Происходят также другие любопытные и поучительные движения людского потока, направляющегося из Оклахомы и в Оклахому. При посещении небольшого городка в восточной Оклахоме я установил, что около 50 семей каждую весну покидают свои дома или мелкие фермы и отправляются в поход в район Вествуда в Калифорнии, где нанимаются на лесопильные заводы. Поздней осенью они возвращаются в Оклахому, где, живя на пособие по безработице и возделывая небольшие огороды, они дотягивают до следующей весны. Из графства Чероки люди отправляются в Детройт, где, в зависимости от расширения или сокращения производства автомобилей, им достаются случайные заработки. При посещении Оклахомы я читал рекламные листовки, распространяемые в восточной части штата, с помощью которых производится вербовка 500 сборщиков урожая кукурузы для плантаций, расположенных в районе Ролла в Канзасе. Сотрудники Бюро труда в городе Мускоги рассказали мне, что, по имеющимся у них официальным данным, за последние несколько лет многие местные семьи по 5–6 раз отправлялись в Калифорнию на заработки. Эти подробности упоминаются лишь для того, чтобы показать наличие значительного кругового миграционного движения населения, масштаб которого в настоящий момент неизвестен.

Объем миграции из Оклахомы, начиная с 1935 г., был весьма значительным. С 1 июля 1935 г. по 30 июня 1939 г. 70 857 жителей Оклахомы прошли через территорию Аризоны, направляясь в Калифорнию на поиски работы и куска хлеба. Кроме того, тысячи бывших оседлых жителей Оклахомы перебрались в Орегон, Вашингтон и Айдахо. Не менее 100 тыс. людей участвовало в «великом исходе» из Оклахомы, который начался в 1935 г.

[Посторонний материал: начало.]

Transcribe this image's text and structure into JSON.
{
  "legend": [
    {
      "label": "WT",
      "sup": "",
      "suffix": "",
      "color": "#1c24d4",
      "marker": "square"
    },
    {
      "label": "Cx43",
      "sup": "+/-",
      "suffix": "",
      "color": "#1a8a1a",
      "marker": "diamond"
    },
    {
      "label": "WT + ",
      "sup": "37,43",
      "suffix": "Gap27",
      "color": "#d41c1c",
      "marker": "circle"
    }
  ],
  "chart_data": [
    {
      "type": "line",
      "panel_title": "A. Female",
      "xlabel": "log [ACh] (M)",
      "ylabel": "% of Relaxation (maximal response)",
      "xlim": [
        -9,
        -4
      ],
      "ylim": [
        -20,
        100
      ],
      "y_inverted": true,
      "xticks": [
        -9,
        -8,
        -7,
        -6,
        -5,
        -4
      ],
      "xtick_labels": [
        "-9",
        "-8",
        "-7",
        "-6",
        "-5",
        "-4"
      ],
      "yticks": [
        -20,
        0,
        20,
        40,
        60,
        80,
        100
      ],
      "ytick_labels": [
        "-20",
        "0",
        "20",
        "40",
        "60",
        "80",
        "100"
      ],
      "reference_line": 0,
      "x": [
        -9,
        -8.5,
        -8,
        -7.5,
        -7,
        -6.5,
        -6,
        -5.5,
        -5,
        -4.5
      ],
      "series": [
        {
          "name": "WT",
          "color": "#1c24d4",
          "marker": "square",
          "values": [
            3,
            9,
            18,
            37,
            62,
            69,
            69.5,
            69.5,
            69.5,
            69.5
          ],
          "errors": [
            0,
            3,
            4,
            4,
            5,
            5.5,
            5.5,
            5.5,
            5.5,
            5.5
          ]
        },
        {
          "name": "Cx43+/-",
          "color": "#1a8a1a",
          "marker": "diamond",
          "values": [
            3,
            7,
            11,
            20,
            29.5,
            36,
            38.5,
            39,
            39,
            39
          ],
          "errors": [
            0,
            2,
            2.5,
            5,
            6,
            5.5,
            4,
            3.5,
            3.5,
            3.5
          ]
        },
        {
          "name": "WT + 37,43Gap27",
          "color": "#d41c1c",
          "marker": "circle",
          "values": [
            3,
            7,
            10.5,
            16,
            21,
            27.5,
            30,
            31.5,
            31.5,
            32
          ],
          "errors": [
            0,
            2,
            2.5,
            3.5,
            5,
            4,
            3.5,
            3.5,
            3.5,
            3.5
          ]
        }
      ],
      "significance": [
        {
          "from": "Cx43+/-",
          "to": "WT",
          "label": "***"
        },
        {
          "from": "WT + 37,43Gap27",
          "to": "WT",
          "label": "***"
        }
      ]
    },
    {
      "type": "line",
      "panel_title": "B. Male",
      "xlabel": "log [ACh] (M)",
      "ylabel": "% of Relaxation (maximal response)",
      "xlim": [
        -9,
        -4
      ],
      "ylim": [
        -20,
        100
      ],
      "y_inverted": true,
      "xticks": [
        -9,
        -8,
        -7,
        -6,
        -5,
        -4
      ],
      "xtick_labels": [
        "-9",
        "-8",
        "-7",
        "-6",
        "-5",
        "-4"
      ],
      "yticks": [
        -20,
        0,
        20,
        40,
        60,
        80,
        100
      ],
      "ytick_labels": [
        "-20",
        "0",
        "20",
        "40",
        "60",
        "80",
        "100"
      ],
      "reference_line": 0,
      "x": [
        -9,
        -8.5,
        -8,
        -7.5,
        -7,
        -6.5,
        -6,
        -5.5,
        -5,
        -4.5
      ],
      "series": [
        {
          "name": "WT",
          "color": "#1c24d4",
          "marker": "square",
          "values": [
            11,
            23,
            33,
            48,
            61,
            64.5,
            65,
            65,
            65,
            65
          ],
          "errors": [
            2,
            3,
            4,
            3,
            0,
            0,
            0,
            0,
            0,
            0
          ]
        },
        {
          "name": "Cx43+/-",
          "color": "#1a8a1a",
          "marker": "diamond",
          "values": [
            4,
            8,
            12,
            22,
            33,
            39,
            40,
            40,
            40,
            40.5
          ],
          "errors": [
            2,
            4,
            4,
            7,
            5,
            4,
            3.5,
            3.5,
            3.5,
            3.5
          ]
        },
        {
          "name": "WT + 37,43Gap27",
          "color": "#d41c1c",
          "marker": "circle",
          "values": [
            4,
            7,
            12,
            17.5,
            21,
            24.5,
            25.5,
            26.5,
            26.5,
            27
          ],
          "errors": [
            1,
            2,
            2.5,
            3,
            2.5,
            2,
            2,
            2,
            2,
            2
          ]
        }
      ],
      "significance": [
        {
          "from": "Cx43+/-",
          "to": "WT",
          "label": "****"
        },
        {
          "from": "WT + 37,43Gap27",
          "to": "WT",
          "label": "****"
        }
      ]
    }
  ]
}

Цифра эта полностью подтверждается при ознакомлении с данными переписи, которые свидетельствуют о катастрофическом сокращении количества ферм в Оклахоме. С 1935 по 1940 г. число ферм в Оклахоме сократилось на 33 274, или на 15,6 %; это означает, что из земледелия ушло 133 тыс. людей[189]. За это пятилетие число ферм в Оклахоме сокращалось в среднем на восемнадцать в день. Каким же образом происходила «убыль» этих фермерских хозяйств? Очень просто: они исчезли из данных переписи в качестве фактически действующих хозяйств. Большей частью эти фермы, повидимому, сливались с другими посредством аренды или покупки другими хозяевами. Но так или иначе, сокращение числа ферм свидетельствует об общей убыли действующих фермерских хозяйств и земледельческого населения в целом. С 1935 г. в ряде графств штата Оклахома убыль действующих ферм составила 20 %, а убыль земледельческого населения — 40 %. Факт ухода населения не подлежит сомнению. Число земледельческих семей в штате сократилось с 213 тыс. в 1935 г. до 180 тыс. в 1940 г.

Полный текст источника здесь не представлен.